Enable IDP application services in a security policy.
Overview
To create custom applications, specify a meaningful name for an application and associate parameters with it—for example, inactivity timeout, or application protocol type. In this example, you create a special FTP application called cust-app, specify it as a match condition in the IDP policy ABC running on port 78, and specify the inactivity timeout value as 6000 seconds.
Configuration
Procedure
CLI Quick Configuration
To quickly configure this example, copy the
following commands, paste them into a text file, remove any line breaks,
change any details necessary to match your network configuration,
and then copy and paste the commands into the CLI at the [edit] hierarchy level, and then enter commit from configuration
mode.
set applications application cust-app application-protocol ftp protocol tcp destination-port 78 inactivity-timeout 6000 set security idp idp-policy ABC rulebase-ips rule ABC match application cust-app set security idp idp-policy ABC rulebase-ips rule ABC then action no-action set security idp active-policy ABC
Step-by-Step Procedure
The following example requires you to navigate various levels in the configuration hierarchy. For instructions on how to do that, see Using the CLI Editor in Configuration Mode in the CLI User Guide.
To create an application and associate it with an IDP policy:
Create an application and specify its properties.
[edit applications application cust-app] user@host# set application-protocol ftp protocol tcp destination-port 78 inactivity-timeout 6000
Specify the application as a match condition in a policy.

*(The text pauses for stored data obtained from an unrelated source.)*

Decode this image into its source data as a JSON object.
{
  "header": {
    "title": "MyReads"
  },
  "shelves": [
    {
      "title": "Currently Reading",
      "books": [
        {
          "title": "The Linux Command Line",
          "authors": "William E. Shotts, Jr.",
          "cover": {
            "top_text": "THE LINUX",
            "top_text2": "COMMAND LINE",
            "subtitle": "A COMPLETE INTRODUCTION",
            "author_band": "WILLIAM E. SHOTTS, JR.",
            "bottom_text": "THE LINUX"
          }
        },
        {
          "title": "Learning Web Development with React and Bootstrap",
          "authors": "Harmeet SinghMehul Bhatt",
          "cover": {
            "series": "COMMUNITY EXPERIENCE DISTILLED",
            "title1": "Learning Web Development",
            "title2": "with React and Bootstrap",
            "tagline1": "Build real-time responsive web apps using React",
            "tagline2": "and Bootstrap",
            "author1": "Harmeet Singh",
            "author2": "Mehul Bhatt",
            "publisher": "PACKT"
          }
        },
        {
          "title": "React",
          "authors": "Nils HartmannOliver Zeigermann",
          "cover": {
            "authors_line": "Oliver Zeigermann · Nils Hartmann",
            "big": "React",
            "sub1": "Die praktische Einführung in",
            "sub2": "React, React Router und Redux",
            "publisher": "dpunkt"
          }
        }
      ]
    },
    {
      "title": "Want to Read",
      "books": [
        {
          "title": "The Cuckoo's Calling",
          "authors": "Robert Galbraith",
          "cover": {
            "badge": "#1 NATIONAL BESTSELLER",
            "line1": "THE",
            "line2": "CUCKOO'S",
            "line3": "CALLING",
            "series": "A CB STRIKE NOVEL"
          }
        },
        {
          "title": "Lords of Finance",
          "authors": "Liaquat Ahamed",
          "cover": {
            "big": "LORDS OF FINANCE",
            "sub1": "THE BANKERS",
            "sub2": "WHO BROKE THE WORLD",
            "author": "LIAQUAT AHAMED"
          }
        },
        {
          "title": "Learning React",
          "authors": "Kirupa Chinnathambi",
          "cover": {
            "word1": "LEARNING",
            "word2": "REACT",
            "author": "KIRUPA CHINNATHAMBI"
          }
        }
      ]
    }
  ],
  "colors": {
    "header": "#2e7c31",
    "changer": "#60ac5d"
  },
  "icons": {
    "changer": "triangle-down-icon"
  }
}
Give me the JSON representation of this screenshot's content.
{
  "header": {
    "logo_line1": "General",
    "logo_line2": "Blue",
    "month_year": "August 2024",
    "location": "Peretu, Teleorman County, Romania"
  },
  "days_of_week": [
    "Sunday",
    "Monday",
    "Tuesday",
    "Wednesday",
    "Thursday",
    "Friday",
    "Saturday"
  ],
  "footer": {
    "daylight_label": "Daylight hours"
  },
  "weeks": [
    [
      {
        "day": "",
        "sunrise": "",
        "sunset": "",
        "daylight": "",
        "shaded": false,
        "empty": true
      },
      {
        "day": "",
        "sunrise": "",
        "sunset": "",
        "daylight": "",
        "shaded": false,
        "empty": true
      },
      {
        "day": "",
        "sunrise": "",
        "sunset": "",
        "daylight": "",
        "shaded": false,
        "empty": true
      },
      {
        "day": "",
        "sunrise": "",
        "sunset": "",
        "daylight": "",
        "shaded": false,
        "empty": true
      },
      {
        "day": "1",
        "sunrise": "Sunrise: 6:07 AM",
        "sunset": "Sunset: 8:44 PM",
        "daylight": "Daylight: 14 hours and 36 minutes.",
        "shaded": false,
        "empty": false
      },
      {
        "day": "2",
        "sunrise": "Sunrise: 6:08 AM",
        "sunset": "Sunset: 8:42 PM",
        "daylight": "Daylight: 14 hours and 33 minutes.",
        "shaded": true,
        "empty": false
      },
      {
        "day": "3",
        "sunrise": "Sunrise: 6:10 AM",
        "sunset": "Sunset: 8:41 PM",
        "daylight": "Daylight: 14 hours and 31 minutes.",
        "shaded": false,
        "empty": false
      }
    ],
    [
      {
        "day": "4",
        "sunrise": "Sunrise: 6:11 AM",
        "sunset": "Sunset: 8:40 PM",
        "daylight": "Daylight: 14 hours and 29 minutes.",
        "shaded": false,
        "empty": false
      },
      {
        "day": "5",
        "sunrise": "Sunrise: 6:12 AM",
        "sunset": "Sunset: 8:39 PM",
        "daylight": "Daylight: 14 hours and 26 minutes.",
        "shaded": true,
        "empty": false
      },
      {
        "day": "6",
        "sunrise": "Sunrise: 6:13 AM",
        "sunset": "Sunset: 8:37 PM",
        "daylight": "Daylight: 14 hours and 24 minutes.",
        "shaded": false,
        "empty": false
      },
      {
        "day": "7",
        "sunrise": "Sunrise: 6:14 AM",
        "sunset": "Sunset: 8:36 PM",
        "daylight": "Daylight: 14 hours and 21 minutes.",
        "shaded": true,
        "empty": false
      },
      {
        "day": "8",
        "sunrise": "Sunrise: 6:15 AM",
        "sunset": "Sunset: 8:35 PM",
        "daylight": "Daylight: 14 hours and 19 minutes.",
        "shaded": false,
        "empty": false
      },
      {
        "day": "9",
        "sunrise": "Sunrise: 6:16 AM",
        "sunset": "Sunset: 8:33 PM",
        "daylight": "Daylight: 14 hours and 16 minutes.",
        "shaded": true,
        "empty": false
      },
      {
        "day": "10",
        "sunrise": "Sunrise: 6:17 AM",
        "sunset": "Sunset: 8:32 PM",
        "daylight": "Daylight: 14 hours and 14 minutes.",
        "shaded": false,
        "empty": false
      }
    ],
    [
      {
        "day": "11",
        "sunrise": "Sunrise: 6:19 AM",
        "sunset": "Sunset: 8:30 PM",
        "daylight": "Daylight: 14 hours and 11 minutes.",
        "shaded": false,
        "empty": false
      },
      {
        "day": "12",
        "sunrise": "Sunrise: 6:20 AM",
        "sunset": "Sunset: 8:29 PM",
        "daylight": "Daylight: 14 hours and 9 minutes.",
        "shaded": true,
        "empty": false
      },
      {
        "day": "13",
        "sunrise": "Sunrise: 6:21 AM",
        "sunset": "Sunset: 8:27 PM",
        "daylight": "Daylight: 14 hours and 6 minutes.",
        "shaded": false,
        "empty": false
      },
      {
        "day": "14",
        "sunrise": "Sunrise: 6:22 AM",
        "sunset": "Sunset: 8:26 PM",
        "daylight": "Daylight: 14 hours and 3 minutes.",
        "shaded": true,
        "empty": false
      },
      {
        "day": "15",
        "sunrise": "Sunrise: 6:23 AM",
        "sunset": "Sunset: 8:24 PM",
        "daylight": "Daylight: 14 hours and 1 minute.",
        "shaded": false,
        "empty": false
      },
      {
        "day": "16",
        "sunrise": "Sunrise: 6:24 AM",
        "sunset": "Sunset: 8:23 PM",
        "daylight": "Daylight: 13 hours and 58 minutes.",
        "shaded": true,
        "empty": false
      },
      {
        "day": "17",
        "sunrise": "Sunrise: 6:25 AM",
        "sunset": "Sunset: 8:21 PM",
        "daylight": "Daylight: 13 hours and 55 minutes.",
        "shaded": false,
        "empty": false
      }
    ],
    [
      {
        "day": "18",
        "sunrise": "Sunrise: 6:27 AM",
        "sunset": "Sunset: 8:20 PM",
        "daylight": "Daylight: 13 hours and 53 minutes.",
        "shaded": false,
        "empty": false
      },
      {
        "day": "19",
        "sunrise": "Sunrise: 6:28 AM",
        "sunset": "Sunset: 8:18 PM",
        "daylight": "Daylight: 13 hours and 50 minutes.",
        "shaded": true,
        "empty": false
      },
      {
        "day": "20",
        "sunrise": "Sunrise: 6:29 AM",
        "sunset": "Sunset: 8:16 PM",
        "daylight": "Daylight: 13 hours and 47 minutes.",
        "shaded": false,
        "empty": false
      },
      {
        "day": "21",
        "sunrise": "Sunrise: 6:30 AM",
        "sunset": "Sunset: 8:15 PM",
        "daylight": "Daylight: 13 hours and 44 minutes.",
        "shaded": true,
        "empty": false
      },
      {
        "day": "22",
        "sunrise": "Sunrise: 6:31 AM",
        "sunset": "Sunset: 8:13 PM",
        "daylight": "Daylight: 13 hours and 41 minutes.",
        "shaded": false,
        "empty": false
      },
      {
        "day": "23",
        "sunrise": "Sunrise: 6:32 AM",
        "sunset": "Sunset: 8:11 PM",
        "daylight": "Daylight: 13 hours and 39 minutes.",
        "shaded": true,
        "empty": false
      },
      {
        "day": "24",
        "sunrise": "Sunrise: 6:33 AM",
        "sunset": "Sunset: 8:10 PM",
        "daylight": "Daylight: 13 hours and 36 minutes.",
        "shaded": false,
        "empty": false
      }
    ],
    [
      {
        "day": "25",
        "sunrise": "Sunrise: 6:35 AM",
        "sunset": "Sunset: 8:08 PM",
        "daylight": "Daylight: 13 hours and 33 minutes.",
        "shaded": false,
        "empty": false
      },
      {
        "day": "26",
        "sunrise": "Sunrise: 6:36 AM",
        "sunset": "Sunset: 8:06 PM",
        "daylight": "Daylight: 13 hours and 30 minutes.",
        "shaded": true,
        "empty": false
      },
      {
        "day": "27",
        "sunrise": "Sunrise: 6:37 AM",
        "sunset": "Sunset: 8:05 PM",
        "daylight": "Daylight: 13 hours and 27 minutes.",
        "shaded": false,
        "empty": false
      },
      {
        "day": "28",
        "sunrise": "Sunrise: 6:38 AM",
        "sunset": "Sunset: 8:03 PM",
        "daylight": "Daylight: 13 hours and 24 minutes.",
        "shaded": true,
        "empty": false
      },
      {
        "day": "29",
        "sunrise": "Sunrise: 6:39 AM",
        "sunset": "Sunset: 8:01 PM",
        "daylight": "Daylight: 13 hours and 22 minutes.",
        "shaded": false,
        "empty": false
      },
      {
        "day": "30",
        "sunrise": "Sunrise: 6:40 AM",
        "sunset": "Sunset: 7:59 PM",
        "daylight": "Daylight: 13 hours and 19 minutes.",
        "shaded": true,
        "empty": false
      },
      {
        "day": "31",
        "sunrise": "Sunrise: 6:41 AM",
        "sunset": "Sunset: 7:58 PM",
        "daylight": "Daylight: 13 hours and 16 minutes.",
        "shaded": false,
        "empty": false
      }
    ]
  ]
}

[edit security idp idp-policy ABC rulebase-ips rule ABC] user@host# set match application cust-app
Specify the no action condition.
[edit security idp idp-policy ABC rulebase-ips rule ABC] user@host# set then action no-action
Activate the policy.
[edit] user@host# set security idp active-policy ABC
Results
From configuration mode, confirm your configuration
by entering the show security idp and show applications commands. If the output does not display the intended configuration,
repeat the configuration instructions in this example to correct it.
[edit]
user@host# show security idp
idp-policy ABC {
rulebase-ips {
rule R1 {
match {
application cust-app;
}
}
}
}
active-policy ABC;
[edit]
user@host# show applications
application cust-app {
application-protocol ftp;
protocol tcp;
destination-port 78;
inactivity-timeout 6000;
}
If you are done configuring the device, enter commit from configuration mode.